Ты улыбался, соглашался и просто смеялся надо мной.
- Как скажешь, малыш. Как хочешь, котенок. Что ты будешь пить, а где бы хотела поужинать? Все будет так, как ты захочешь.
Глаза смеялись.Ты все уже знал. Еще тогда.
Риторические вопросы. Почему? За что? Сколько можно? Я не выдержу?
Я не сильная. Я хочу, чтобы ты был рядом, а я была слабой и глупой.

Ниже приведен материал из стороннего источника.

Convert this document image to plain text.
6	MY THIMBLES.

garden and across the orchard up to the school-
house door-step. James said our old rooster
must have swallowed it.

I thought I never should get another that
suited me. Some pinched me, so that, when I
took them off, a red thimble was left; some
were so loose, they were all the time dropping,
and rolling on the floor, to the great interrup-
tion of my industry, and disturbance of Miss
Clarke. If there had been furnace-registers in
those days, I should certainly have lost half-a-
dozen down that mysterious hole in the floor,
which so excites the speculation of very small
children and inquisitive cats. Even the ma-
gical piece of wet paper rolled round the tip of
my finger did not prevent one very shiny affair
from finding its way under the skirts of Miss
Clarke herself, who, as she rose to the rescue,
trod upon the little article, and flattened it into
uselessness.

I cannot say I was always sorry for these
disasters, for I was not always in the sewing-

Не письмо, а дрянь какая-то! Я, я, я. Ну, и пусть. Ну, и читай. Не умею я рисовать заборы. Я вообще не умею рисовать.
Я хочу счастья, « как у всех советских трудящихся»,- помнишь, нашу соседку, которая так говорила. А мы смеялись.

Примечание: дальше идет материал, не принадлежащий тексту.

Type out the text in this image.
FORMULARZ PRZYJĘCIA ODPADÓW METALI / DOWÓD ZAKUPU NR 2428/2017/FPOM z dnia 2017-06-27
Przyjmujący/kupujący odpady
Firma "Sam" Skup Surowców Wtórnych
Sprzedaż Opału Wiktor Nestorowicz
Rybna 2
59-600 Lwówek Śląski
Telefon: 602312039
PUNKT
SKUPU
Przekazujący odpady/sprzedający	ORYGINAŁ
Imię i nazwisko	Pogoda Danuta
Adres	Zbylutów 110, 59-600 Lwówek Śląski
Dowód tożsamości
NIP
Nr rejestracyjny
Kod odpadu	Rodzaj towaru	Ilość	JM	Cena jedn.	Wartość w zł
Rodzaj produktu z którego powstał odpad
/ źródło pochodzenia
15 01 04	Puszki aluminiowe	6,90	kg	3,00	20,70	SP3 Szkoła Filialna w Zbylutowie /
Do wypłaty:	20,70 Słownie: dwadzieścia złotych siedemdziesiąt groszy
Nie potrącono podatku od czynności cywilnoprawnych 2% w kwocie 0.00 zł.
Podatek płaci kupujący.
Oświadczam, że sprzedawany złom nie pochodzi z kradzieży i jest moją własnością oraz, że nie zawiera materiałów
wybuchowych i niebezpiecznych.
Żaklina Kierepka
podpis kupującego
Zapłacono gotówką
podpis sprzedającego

Что ты молчишь? Прекрати кокетничать! Разговаривай со мной! Не молчи! Я тебя обожаю»
По понедельникам в шесть часов вечера Лера стояла возле поворота на ИВС и ждала «своего» милиционера. Мент не выходя из автомобиля, ждал, когда Лера загрузит на заднее сидение неподъемную сумку с продуктами и быстро прятал в карман сто долларов. Они не разговаривали, даже не здоровались. Но Лера знала, что передачи доходят. Мусор выполнял свои обещания.
Мужу она так и не сказала, какой ценой доходят до него передачи. Ей так хотелось каждый день что-нибудь для него делать. Она раздавала деньги милиционерам, охранникам, операм. Платила, только чтобы узнать, что он живой, что одет, что не голодает. Лера покупала ему футболки, трусы и носки. Брызгала своим любимым, неизменным Кензо и хоть таким образом прикасалась к его телу.
Стало яростно не хватать денег. Они ускользали в карманы мусоров и тюремщиков. И с каждым днем их требовалось все больше.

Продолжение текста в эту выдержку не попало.